Following Monday’s devastating explosion on the St. Petersburg metro line, which killed 14 and injured over 50 during their early afternoon commute, Russian authorities revealed the identity of the bombing suspect. According to the New York Times, Kyrgyz officials working together with Russia released Akbarzhon Dzhalilov’s name to the public. Described as a native of Osh, Kyrgyzstan’s second largest city, Dzhalilov was born in 1995 — which conflicts with a prior BBC News report identifying a” 23-year-old man from Central Asia known to have links to radical Islam.”

Since Russian and Kyrgyz officials went public with Dzhalilov’s identity, however, BBC News has updated its previous story with more information — including some officials’ belief that Monday’s attack was a suicide bombing. “It has been ascertained that an explosive device could have been detonated by a man, fragments of whose body were found in the third carriage of the train,” Russian Investigative Committee spokesperson Svetlana Petrenko said in a statement. “The man has been identified.”

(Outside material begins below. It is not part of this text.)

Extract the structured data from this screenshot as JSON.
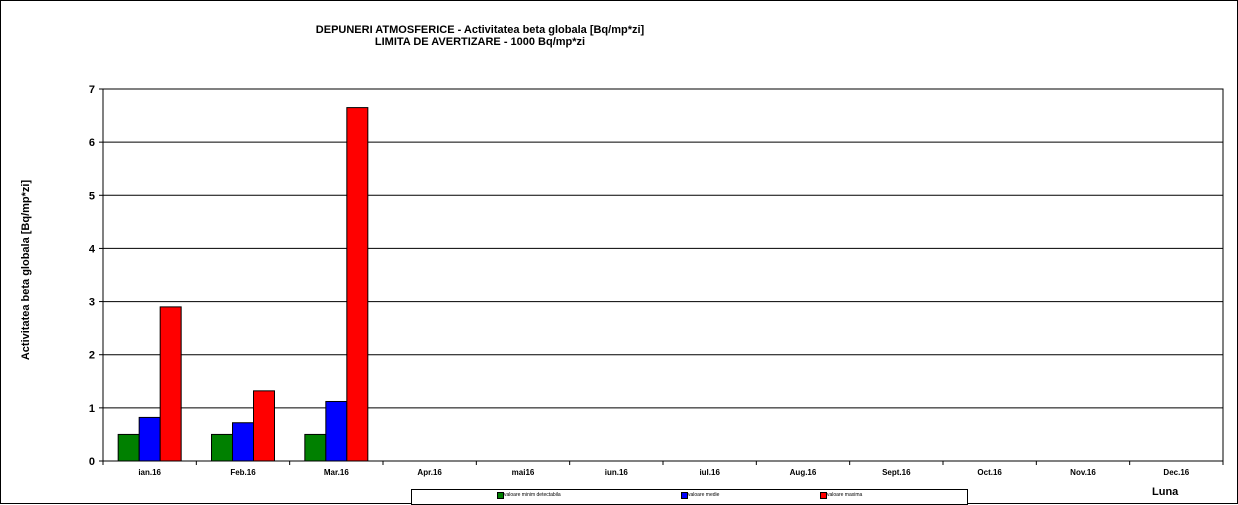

Petrenko’s statement, which the NYT and other major outlets also carried, refrained from releasing Dzhalilov’s name to the public. It also didn’t clarify whether the alleged suspect acted alone, or in conjunction with a group effort. Kyrgyz government officials with knowledge of the matter, however, identified him at a later time. They and other Russian investigators have also hinted, though unofficially, that the St. Petersburg bombing may have been carried out by the Islamic State — either directly through Dzhalilov’s recruitment, or indirectly via his inspiration.

Per Dmitri Peskov, President Vladimir Putin’s official spokesperson, however, it is far too early to tell what precisely took place, and why. “Investigative authorities will chose in their own good time when to make public this or that information emerging in the course of investigation,” he told state media, adding that a possible suicide bombing was simply “one of the versions being considered.”